In [None]:
# Required imports
import pandas as pd
from langchain.text_splitter import RecursiveCharacterTextSplitter

In [None]:
# Load the dataset
path = r'/content/drive/MyDrive/search_engine/files/eng_subtitles.parquet'
df = pd.read_parquet(path)

In [None]:
df.head(2)

Unnamed: 0,num,name,content
0,9251120,maybe.this.time.(2014).eng.1cd,Watch any video online with OpenSUBTITLES Free...
1,9211589,down.the.shore.s01.e10.and.justice.for.all.(19...,Oh I know that its getting late but I dont wan...


In [None]:
def chunk_documents_langchain(df, chunk_size=512, chunk_overlap=100):
    """Chunks documents using Langchain and returns a new DataFrame with metadata."""
    text_splitter = RecursiveCharacterTextSplitter(
        chunk_size=chunk_size, chunk_overlap=chunk_overlap
    )

    chunks = []
    metadatas = []
    for index, row in df.iterrows():
        doc_chunks = text_splitter.split_text(row["content"])
        chunks.extend(doc_chunks)
        # Store subtitle_id and subtitle_name in the metadata
        metadatas.extend([{"original_index": index,
                          "subtitle_id": row["num"],
                          "subtitle_name": row["name"]}] * len(doc_chunks))

    chunk_df = pd.DataFrame({"chunk": chunks, "metadata": metadatas})
    return chunk_df

In [None]:
# Example usage (assuming 'new_df' has a 'content' column):
chunked_df = chunk_documents_langchain(df)

# Print the resulting DataFrame:
print(chunked_df.head(2))

                                               chunk  \
0  Watch any video online with OpenSUBTITLES Free...   
1  on Keep dancing Whatever Im kidding Dont get m...   
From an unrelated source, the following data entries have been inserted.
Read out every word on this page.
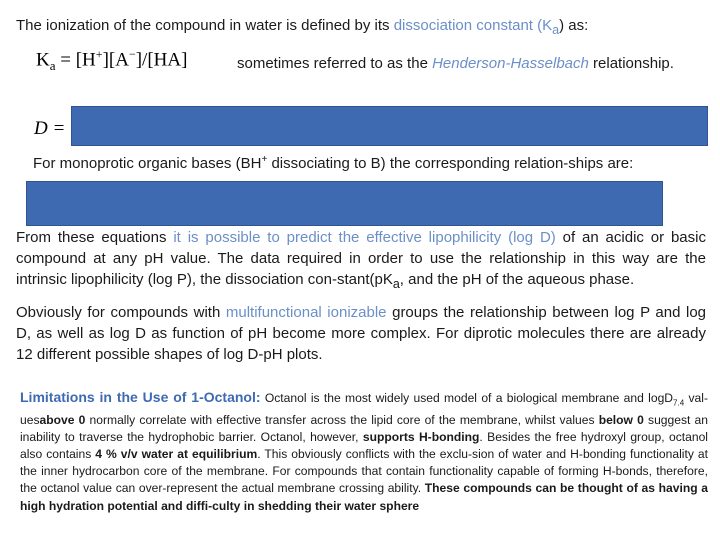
The ionization of the compound in water is defined by its dissociation constant $(K_a)$ as:
$K_a = [H^+][A^-]/[HA]$	sometimes referred to as the Henderson-Hasselbach relationship.
D =
For monoprotic organic bases (BH+ dissociating to B) the corresponding relation-ships are:
From these equations it is possible to predict the effective lipophilicity (log D) of an acidic or basic compound at any pH value. The data required in order to use the relationship in this way are the intrinsic lipophilicity (log P), the dissociation con-$stant(pK_a$, and the pH of the aqueous phase.
Obviously for compounds with multifunctional ionizable groups the relationship between log P and log D, as well as log D as function of pH become more complex. For diprotic molecules there are already 12 different possible shapes of log D-pH plots.
Limitations in the Use of 1-Octanol: Octanol is the most widely used model of a biological membrane and logD$_{7.4}$ val-uesabove 0 normally correlate with effective transfer across the lipid core of the membrane, whilst values below 0 suggest an inability to traverse the hydrophobic barrier. Octanol, however, supports H-bonding. Besides the free hydroxyl group, octanol also contains 4 % v/v water at equilibrium. This obviously conflicts with the exclu-sion of water and H-bonding functionality at the inner hydrocarbon core of the membrane. For compounds that contain functionality capable of forming H-bonds, therefore, the octanol value can over-represent the actual membrane crossing ability. These compounds can be thought of as having a high hydration potential and diffi-culty in shedding their water sphere
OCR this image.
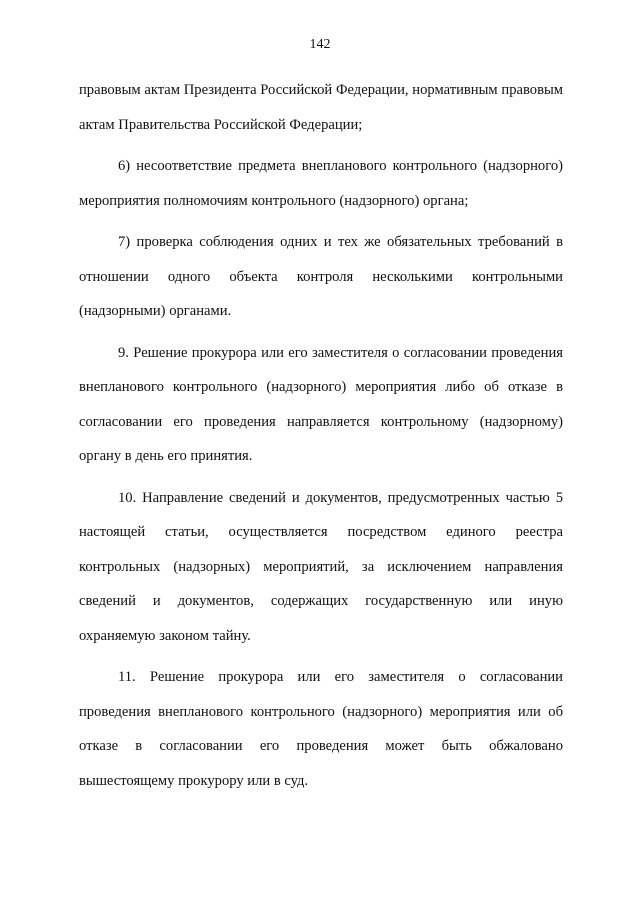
142

правовым актам Президента Российской Федерации, нормативным правовым актам Правительства Российской Федерации;

6) несоответствие предмета внепланового контрольного (надзорного) мероприятия полномочиям контрольного (надзорного) органа;

7) проверка соблюдения одних и тех же обязательных требований в отношении одного объекта контроля несколькими контрольными (надзорными) органами.

9. Решение прокурора или его заместителя о согласовании проведения внепланового контрольного (надзорного) мероприятия либо об отказе в согласовании его проведения направляется контрольному (надзорному) органу в день его принятия.

10. Направление сведений и документов, предусмотренных частью 5 настоящей статьи, осуществляется посредством единого реестра контрольных (надзорных) мероприятий, за исключением направления сведений и документов, содержащих государственную или иную охраняемую законом тайну.

11. Решение прокурора или его заместителя о согласовании проведения внепланового контрольного (надзорного) мероприятия или об отказе в согласовании его проведения может быть обжаловано вышестоящему прокурору или в суд.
                                            metadata  
0  {'original_index': 0, 'subtitle_id': 9251120, ...  
1  {'original_index': 0, 'subtitle_id': 9251120, ...  


In [None]:
chunked_df.head()

Unnamed: 0,chunk,metadata
0,Watch any video online with OpenSUBTITLES Free...,"{'original_index': 0, 'subtitle_id': 9251120, ..."
1,on Keep dancing Whatever Im kidding Dont get m...,"{'original_index': 0, 'subtitle_id': 9251120, ..."
2,And you Douche Handsome Conceited Just like yo...,"{'original_index': 0, 'subtitle_id': 9251120, ..."
3,that so Yes How long will this program run If ...,"{'original_index': 0, 'subtitle_id': 9251120, ..."
4,her Gramps Uncle Erning Aunt Elma this is Tep ...,"{'original_index': 0, 'subtitle_id': 9251120, ..."


In [None]:
# Now save the chunked dataset
try:
  path = r'/content/drive/MyDrive/search_engine/files/'
  chunked_df.to_parquet(f"{path}subtitles_extracted.parquet")
  print("Successfully saved the dataset.")
except Exception as e:
  print(e)

Successfully saved the dataset.